Dika mengambil nafas panjang.

" Sebelumnya, gue sama Jamil minta maaf ke lo, El..." Dika menghela napas lagi.

"Dia, dia gak salah, El. Yang salah itu gue sama Jamil. Purna nyium Yuni gara-gara kalah tarohan sama gue ama Jamil. Awalnya dia nolak abis-abisan, dia bahkan rela ngasih ninja sama mobilnya buat gue sama Jamil, asalkan dia gak nyium Yuni. Tapi, gue sama Jamil nolak, soalnya...gue sama Jamil juga kalah tarohan dari Yuni, dan Yuni minta...biar gue sama Jamil bikin Purna nyium dia. Dan hari itu, lo bilang lo gak bakal datang ke acara perpisahan, jadi gue sama Jamil nagih ke Purna, awalnya dia gak mau, tapi akhirnya dia mau dengan syarat, lo gak boleh sampe tau, tapi...tiba-tiba lo ada dibelakang gue sama Jamil, dia ngejar lo...tapi, lo gak kekejar, dia kehilangan mobil lo dilampu merah. Di telpon, HP lo ketinggalan, dan gue yang nemuin," Aku terisak-isak menjadi pendengar penjelasan dari Dika. Kembali Dika menghela napas, lalu berlutut didepanku.

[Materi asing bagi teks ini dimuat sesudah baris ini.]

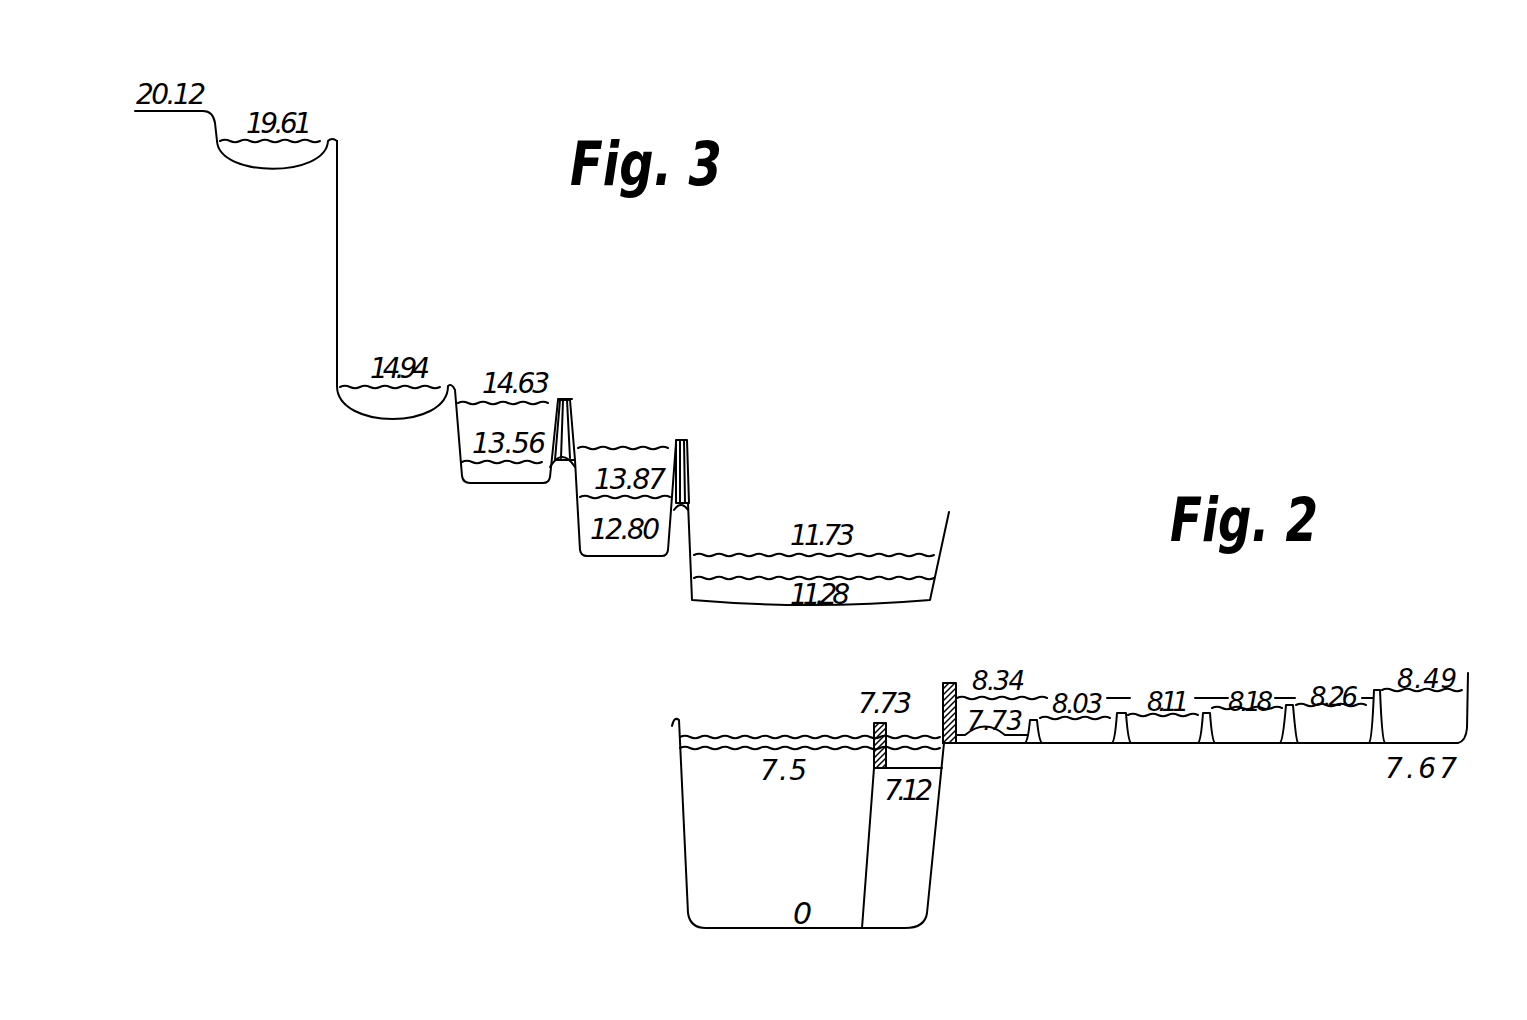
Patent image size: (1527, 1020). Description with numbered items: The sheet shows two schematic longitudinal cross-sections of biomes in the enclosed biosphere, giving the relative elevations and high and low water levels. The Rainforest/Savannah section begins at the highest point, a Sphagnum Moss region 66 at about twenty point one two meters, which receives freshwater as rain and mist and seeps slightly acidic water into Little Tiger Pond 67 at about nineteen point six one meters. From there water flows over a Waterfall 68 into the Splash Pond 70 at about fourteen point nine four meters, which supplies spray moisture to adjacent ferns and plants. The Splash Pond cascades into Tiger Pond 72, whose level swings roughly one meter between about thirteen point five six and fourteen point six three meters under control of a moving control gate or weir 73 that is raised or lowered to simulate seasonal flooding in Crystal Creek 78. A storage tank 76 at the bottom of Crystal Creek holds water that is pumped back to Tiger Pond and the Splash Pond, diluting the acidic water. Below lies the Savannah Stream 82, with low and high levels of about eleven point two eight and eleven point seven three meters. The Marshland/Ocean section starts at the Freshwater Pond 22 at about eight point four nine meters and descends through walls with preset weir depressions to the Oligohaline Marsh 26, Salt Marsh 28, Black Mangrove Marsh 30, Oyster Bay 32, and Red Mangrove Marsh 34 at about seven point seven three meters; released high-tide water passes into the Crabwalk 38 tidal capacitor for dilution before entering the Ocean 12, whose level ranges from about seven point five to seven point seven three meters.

In FIG. 2, the Ocean 12 is at (715, 737).
In FIG. 2, the Freshwater Pond 22 is at (1378, 690).
In FIG. 2, the Oligohaline Marsh 26 is at (1290, 705).
In FIG. 2, the Salt Marsh 28 is at (1205, 713).
In FIG. 2, the Black Mangrove Marsh 30 is at (1118, 713).
In FIG. 2, the Oyster Bay 32 is at (1031, 720).
In FIG. 2, the Red Mangrove Marsh 34 is at (1000, 733).
In FIG. 2, the Crabwalk tidal capacitor 38 is at (943, 757).
In FIG. 3, the Sphagnum Moss region 66 is at (207, 113).
In FIG. 3, the Little Tiger Pond 67 is at (320, 140).
In FIG. 3, the Waterfall 68 is at (337, 224).
In FIG. 3, the Splash Pond 70 is at (435, 385).
In FIG. 3, the Tiger Pond 72 is at (560, 400).
In FIG. 3, the moving control gate or weir 73 is at (575, 404).
In FIG. 3, the storage tank 76 is at (690, 445).
In FIG. 3, the Crystal Creek 78 is at (598, 448).
In FIG. 3, the Savannah Stream 82 is at (883, 555).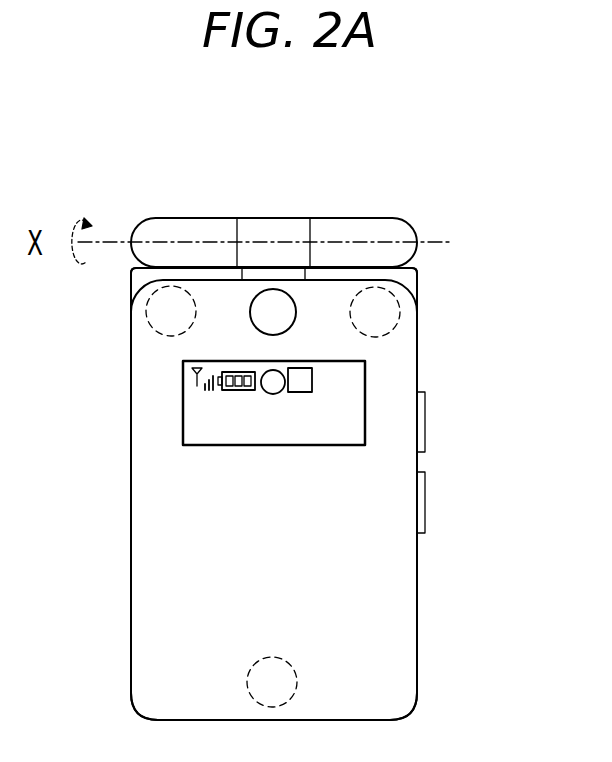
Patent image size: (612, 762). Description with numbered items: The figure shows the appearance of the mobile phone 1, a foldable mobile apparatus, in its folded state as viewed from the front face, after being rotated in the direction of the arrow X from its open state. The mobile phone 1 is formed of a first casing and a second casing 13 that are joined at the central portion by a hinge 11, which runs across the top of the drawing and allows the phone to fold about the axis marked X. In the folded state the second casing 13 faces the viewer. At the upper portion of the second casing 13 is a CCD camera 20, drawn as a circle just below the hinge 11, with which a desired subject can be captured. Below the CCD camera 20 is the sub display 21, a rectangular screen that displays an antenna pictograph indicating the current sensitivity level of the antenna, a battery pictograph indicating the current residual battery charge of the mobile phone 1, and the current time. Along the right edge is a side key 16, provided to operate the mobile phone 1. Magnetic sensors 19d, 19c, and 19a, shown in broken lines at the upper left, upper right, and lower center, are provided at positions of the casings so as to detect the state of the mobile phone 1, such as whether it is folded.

The mobile phone 1 is at (443, 610).
The hinge 11 is at (417, 224).
The second casing 13 is at (131, 437).
The side key 16 is at (425, 420).
The magnetic sensor 19a is at (248, 680).
The magnetic sensor 19c is at (399, 318).
The magnetic sensor 19d is at (147, 318).
The CCD camera 20 is at (273, 288).
The sub display 21 is at (182, 402).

" Yuni itu, dia emang gak pernah ngerestuin hubungan lo berdua, karna dulu dia bangga, Purna suka sama dia. Tapi, dia yang nolak Purna mentah-mentah, mungkin niatnya mau bikin Purna ngejar-ngejar dia, tapi...lo tau Purna kayak gimanakan? Sampai akhirnya, lo sama dia jadian, Yuni shock, terus ngajak Purna pacaran dibelakang lo. Jelas, Purna nolak. Gue tau, Yuni ngomong apa ke lo, dia itu cuma ngandelin kepercayaan lo dong, El," Bilqis menceritakan lebih detail, karna melihat wajahku yang protes.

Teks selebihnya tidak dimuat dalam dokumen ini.